Just last month, we scored a major victory in the 3rd U.S. Circuit Court of Appeals in a case that pits the First Amendment against agricultural regulation and promises to have far-reaching consequences for free speech. Although just about everyone has seen the “Got Milk?” ads on television and in print, most people do not know that under the federal Dairy Promotion Program, dairy farmers are forced to pay for them. IJ’s clients, the Cochrans, for example, must pay more than $4,000 a year from their thin operating budget for advertisements that obscure the distinctions between the Cochrans’ traditional farming and large-scale producers.
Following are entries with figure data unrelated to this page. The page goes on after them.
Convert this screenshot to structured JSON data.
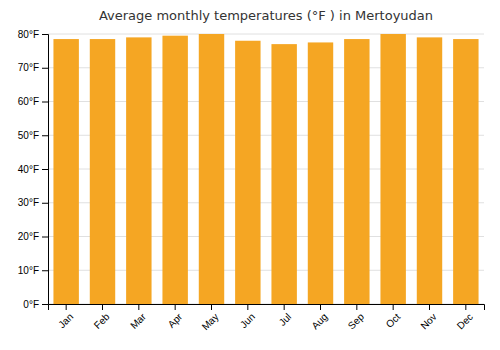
{
  "chart_data": {
    "type": "bar",
    "title": "Average monthly temperatures (°F ) in Mertoyudan",
    "categories": [
      "Jan",
      "Feb",
      "Mar",
      "Apr",
      "May",
      "Jun",
      "Jul",
      "Aug",
      "Sep",
      "Oct",
      "Nov",
      "Dec"
    ],
    "values": [
      78.5,
      78.5,
      79.0,
      79.5,
      80.0,
      78.0,
      77.0,
      77.5,
      78.5,
      80.0,
      79.0,
      78.5
    ],
    "color": "#F5A623",
    "ylim": [
      0,
      80
    ],
    "yticks": [
      {
        "value": 0,
        "label": "0°F"
      },
      {
        "value": 10,
        "label": "10°F"
      },
      {
        "value": 20,
        "label": "20°F"
      },
      {
        "value": 30,
        "label": "30°F"
      },
      {
        "value": 40,
        "label": "40°F"
      },
      {
        "value": 50,
        "label": "50°F"
      },
      {
        "value": 60,
        "label": "60°F"
      },
      {
        "value": 70,
        "label": "70°F"
      },
      {
        "value": 80,
        "label": "80°F"
      }
    ],
    "grid": true
  }
}
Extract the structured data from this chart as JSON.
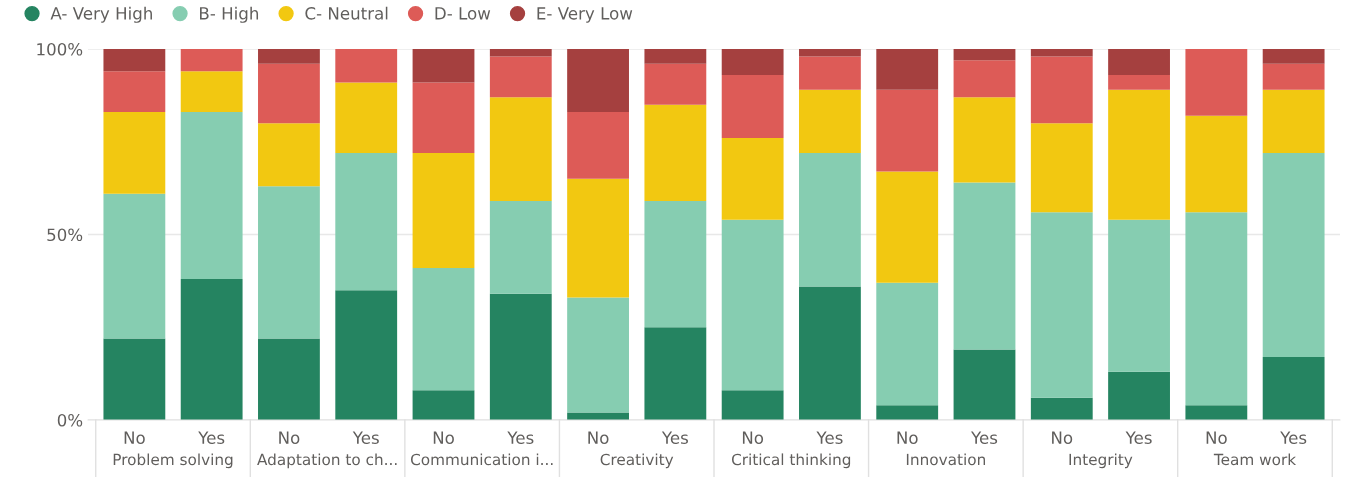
{
  "chart_data": {
    "type": "bar",
    "stacked": true,
    "categories": [
      "No",
      "Yes",
      "No",
      "Yes",
      "No",
      "Yes",
      "No",
      "Yes",
      "No",
      "Yes",
      "No",
      "Yes",
      "No",
      "Yes",
      "No",
      "Yes"
    ],
    "annotations": [
      "Problem solving",
      "Adaptation to ch...",
      "Communication i...",
      "Creativity",
      "Critical thinking",
      "Innovation",
      "Integrity",
      "Team work"
    ],
    "series": [
      {
        "name": "A- Very High",
        "color": "#258461",
        "values": [
          22,
          38,
          22,
          35,
          8,
          34,
          2,
          25,
          8,
          36,
          4,
          19,
          6,
          13,
          4,
          17
        ]
      },
      {
        "name": "B- High",
        "color": "#86cdb1",
        "values": [
          39,
          45,
          41,
          37,
          33,
          25,
          31,
          34,
          46,
          36,
          33,
          45,
          50,
          41,
          52,
          55
        ]
      },
      {
        "name": "C- Neutral",
        "color": "#f2c811",
        "values": [
          22,
          11,
          17,
          19,
          31,
          28,
          32,
          26,
          22,
          17,
          30,
          23,
          24,
          35,
          26,
          17
        ]
      },
      {
        "name": "D- Low",
        "color": "#dd5b57",
        "values": [
          11,
          6,
          16,
          9,
          19,
          11,
          18,
          11,
          17,
          9,
          22,
          10,
          18,
          4,
          18,
          7
        ]
      },
      {
        "name": "E- Very Low",
        "color": "#a5403f",
        "values": [
          6,
          0,
          4,
          0,
          9,
          2,
          17,
          4,
          7,
          2,
          11,
          3,
          2,
          7,
          0,
          4
        ]
      }
    ],
    "ylim": [
      0,
      100
    ],
    "yticks": [
      {
        "value": 0,
        "label": "0%"
      },
      {
        "value": 50,
        "label": "50%"
      },
      {
        "value": 100,
        "label": "100%"
      }
    ],
    "grid": "y",
    "legend": "top left"
  }
}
This is compelled by government in order to create more demand for surplus milk produced as a result of government subsidies. This case will have major implications for the many similar programs promoting a wide variety of agricultural products such as “beef, it’s what’s for dinner” and “pork, the other white meat” ad campaigns, to name two.
“The Court made clear that just because an industry is regulated doesn’t mean that its members lose their First Amendment rights,” said Steve Simpson, IJ’s lead attorney on the case.
Meanwhile, our Washington Chapter secured a first round victory when it persuaded a federal court to enjoin as likely unconstitutional the City of Redmond’s ban on portable signs containing certain commercial messages, such as those about bagels, pending a trial on the merits. For six months, Blazing Bagels shop owner Dennis Ballen had an employee stand on a street corner in Redmond wearing a sign that read “Fresh Bagels – Now Open.” Ballen’s employee promoted the store, which is tucked away well off a main street and therefore relies heavily on signage to attract customers. In June of 2003, however, a Code Compliance Officer from the City of Redmond hand-delivered a letter telling Ballen that such advertising for Blazing Bagels “needs to cease and desist immediately.” The letter told Ballen that in Redmond, portable signs—including those held or worn by individuals, containing certain kinds of commercial information—are prohibited.
“Cities nationwide constantly try to stop people from starting or promoting entrepreneurial businesses,” said Bill Maurer, executive director of the Institute for Justice Washington Chapter, which is litigating for free on Ballen’s behalf. “The injunction the court issued in this case should remind the City that its regulations must follow the Constitution.”
Finally, our Arizona Chapter, ably represented by pro bono local attorney Court Rich, appeared in court to vindicate the free speech rights of Edward Salib, the owner of a Winchell’s Donut franchise, by asking an Arizona court to declare the City of Mesa’s sign ordinance unconstitutional. The ordinance prevents Salib from advertising donuts and coffee in his shop windows. In August 2002, a Mesa “code enforcement officer” forced Salib to remove every one of the signs advertising monthly specials, such as frozen mocha cappuccinos, from his shop’s windows because the signs covered more than 30 percent of any windowsill or pane area.
At first, Mesa defended its action by saying that police officers needed an unobstructed view into local businesses. But after it was pointed out that businesses in Mesa are not even required to have windows, and that windows may be covered with blinds and shades or tinted to entirely block views, Mesa quickly shifted gears to say that the restriction is to protect aesthetics. The Institute for Justice says that offending a bureaucrat’s sense of aesthetics isn’t a good enough justification for violating a person’s free speech rights.
The First Amendment must remain robust in its protection of speech if we are to survive as a free nation. You can count on IJ to play a unique and important role in securing a rule of law that makes it possible for individuals to make informed choices in the political and economic marketplaces.
Chip Mellor is the Institute’s president and general counsel.